La Chine met en place des droits de douane pouvant aller jusqu’à 39% sur le cognac. La Commission Européenne étudie les moyens de soutenir les producteurs.

Rio Tinto achète Arcadium Lithium pour 6,7 Md$, une prime de 90% sur le dernier cours coté, mais au-dessous du prix de janvier dernier, et en bas de cycle. La dernière acquisition de Rio remonte à 2007 avec Alcan, racheté à la barbe d’Alcoa et de Vale avec une prime de 65% au pic du cycle de l’aluminium.

La minute innovation 🧚🏻

Cet article du NY Times sur la levée d’OpenAI annoncée la semaine dernière nous avait échappé. Il ajoute notamment quelques détails sur le pricing de ChatGPT, le chiffre d’affaires attendu en 2025 et l’objectif 2029, et les conditions particulières négociés par l’un des investisseurs.

HBO suggère dans le documentaire Money Electric : The bitcoin mystery que Satoshi Nakamoto, le mystérieux inventeur du bitcoin, est un développeur du nom de Peter Todd. Celui-ci réfute et s’inquiète pour sa sécurité (Nakamoto possède 1 million de bitcoins).
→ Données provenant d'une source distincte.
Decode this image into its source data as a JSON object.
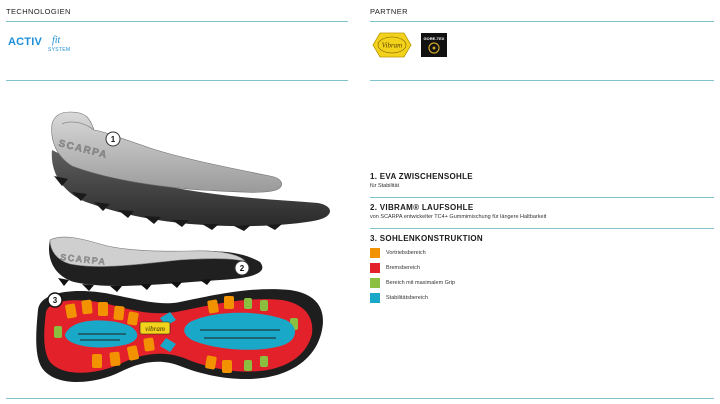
{
  "header": {
    "technologies_title": "TECHNOLOGIEN",
    "partner_title": "PARTNER"
  },
  "technologies": {
    "activfit_main": "ACTIV",
    "activfit_script": "fit",
    "activfit_sub": "SYSTEM"
  },
  "partners": {
    "vibram_label": "Vibram",
    "goretex_label": "GORE-TEX"
  },
  "illustration": {
    "callout_1": "1",
    "callout_2": "2",
    "callout_3": "3",
    "brand_on_midsole": "SCARPA",
    "brand_on_outsole": "SCARPA",
    "vibram_badge": "vibram"
  },
  "features": {
    "eva_title": "1. EVA ZWISCHENSOHLE",
    "eva_sub": "für Stabilität",
    "vibram_title": "2. VIBRAM® LAUFSOHLE",
    "vibram_sub": "von SCARPA entwickelter TC4+ Gummimischung für längere Haltbarkeit",
    "construction_title": "3. SOHLENKONSTRUKTION"
  },
  "key": [
    {
      "label": "Vortriebsbereich",
      "color": "#f39200"
    },
    {
      "label": "Bremsbereich",
      "color": "#e3212b"
    },
    {
      "label": "Bereich mit maximalem Grip",
      "color": "#8bbf3f"
    },
    {
      "label": "Stabilitätsbereich",
      "color": "#1aa8c9"
    }
  ]
}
Geoffrey Hinton, surnommé le parrain de l’IA (et ancien de Google), et John Hopfield se voient décerner le prix Nobel de physique pour leurs travaux sur les réseaux de neurones artificiels.

Deux scientifiques de Google Deepmind partagent le prix Nobel de chimie cette semaine. Peut-être qu’ils sont dominants parce qu’ils sont bons ? Même si l’ancien boss, Eric Schmidt, trouve qu’ils ne fichent plus rien.

Faites vos jeux 🎲 

En attendant la finalisation d’une proposition d’investissement sur le nucléaire (mille excuses pour l’url défectueuse à ceux qui ont cliqué sur le lien la semaine dernière, je vous contacterai ultérieurement, et vous pouvez toujours m’écrire par retour d’email), on s’écarte des thèmes pour parler des élections américaines et de leur impact potentiel sur les marchés.
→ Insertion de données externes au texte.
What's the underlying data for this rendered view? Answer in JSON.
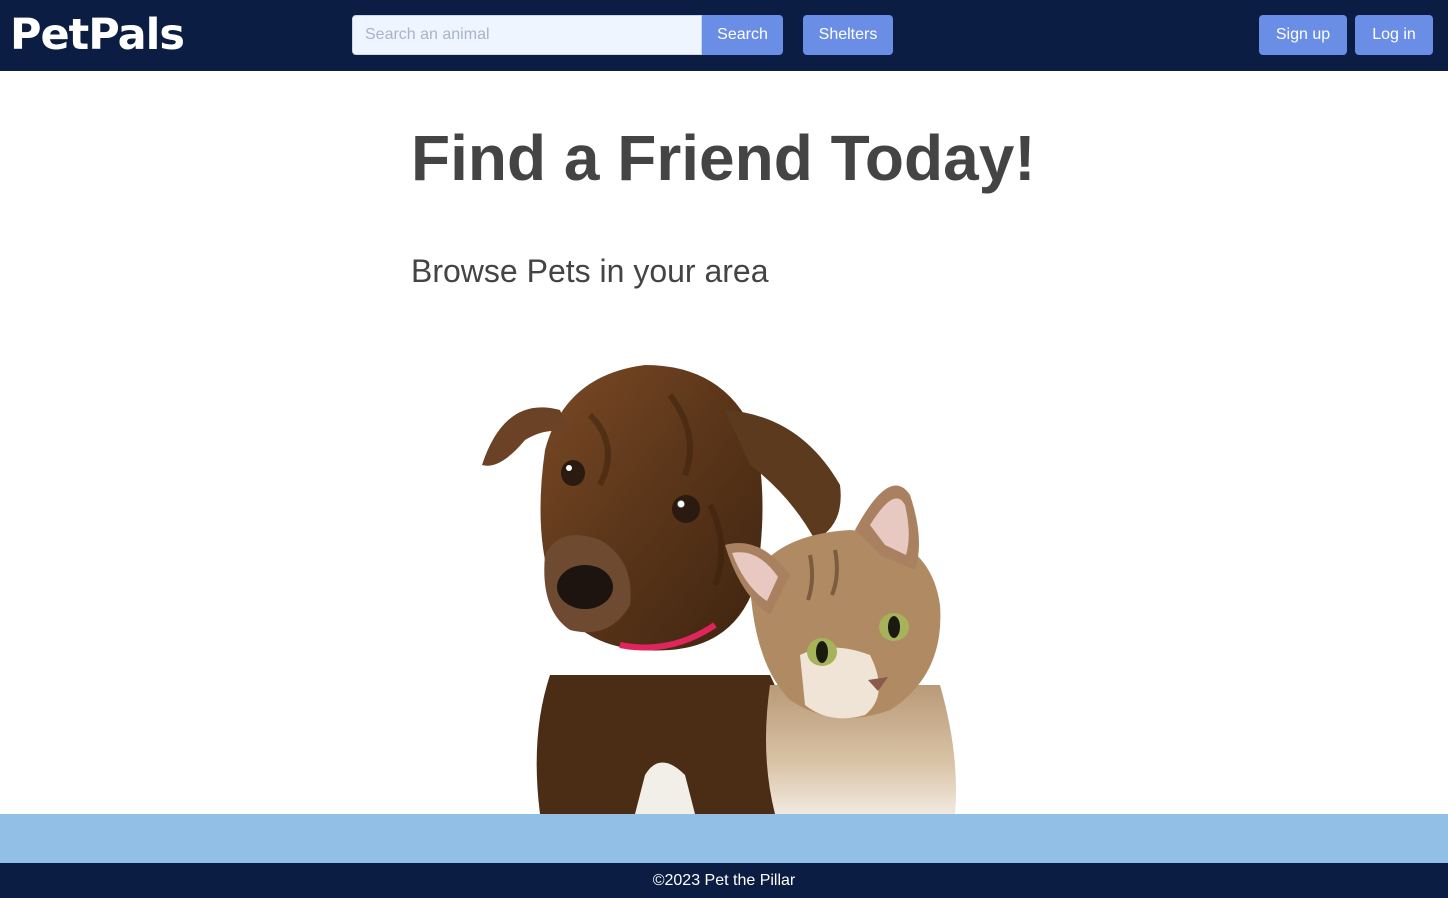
{
  "navbar": {
    "logo": "PetPals",
    "search": {
      "placeholder": "Search an animal",
      "value": "",
      "button_label": "Search"
    },
    "shelters_label": "Shelters",
    "signup_label": "Sign up",
    "login_label": "Log in"
  },
  "hero": {
    "title": "Find a Friend Today!",
    "subtitle": "Browse Pets in your area"
  },
  "footer": {
    "copyright": "©2023 Pet the Pillar"
  },
  "colors": {
    "navbar_bg": "#0b1d42",
    "button_bg": "#6a8ee5",
    "band_bg": "#92bfe6",
    "heading_text": "#444444"
  }
}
Les élections sont des événements relativement rares et interviennent rarement dans le même contexte macroéconomique. Partant, les corrélations avec un directionnel de marché sont difficiles à établir. Une étude a testé l’impact des élections sur la performance du S&P500 pendant les trois mois suivant l’élection depuis 1948. Elle n’a trouvé de relation statistiquement significative que dans trois cas : président et Congrès démocrates, président démocrate et Congrès républicain, et président démocrate et Congrès divisé. Pas de quoi tenter un pari dans de bonnes conditions. En revanche, contre-intuitivement, les marchés affichent une meilleure performance sous les présidents démocrates, mais dans ce cas précis les hausses d’IS au programme de Kamala Harris pourraient changer la donne. La seule quasi-certitude, c’est que les deux programmes sont inflationnistes (via les droits de douane pour Trump et la politique budgétaire pour Harris).
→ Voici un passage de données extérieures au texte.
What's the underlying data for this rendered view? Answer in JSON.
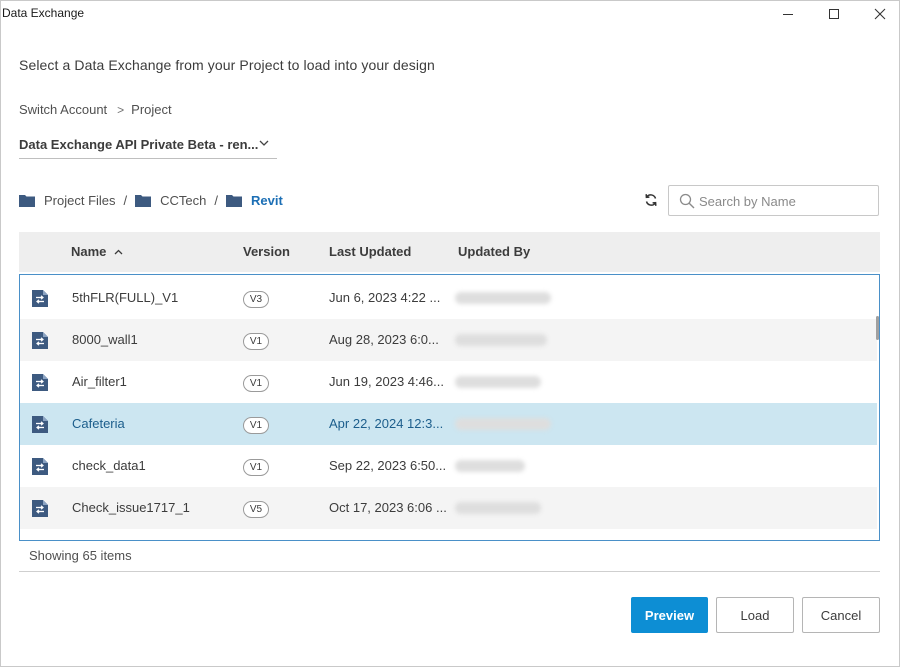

Pour ce qui est de l’impact potentiel des différents scénarios sur les secteurs, Trump est favorable aux énergies fossiles, mais les renouvelables n’ont jamais aussi bien fonctionné en bourse que pendant son mandat. Les démocrates sont favorables aux renouvelables, mais les titres pétroliers ont mieux fonctionné pendant le mandat Biden.

Donc on s’abstient de faire ses jeux avant les élections. Et si vous tenez vraiment à le faire, les derniers sondages, dont la synthèse se trouve ici ou ici, donnent les démocrates vainqueurs à la présidentielle et au Congrès. Sur les deux principales plateformes de trading sur les élections, Kamala Harris perd un peu de terrain. Elle est encore favorite sur PredictIt, où les paris sont limités à 850$, perdante sur PolyMarket, basée sur la blockchain et attirant plutôt la communauté crypto, où la rumeur veut qu’un proche de Musk ait placé un gros ordre (ici dans Bloomberg et ici pour plus de détails).

Cet article ne constitue pas une recommandation d’investissement sur les thèmes ou les titres mentionnés.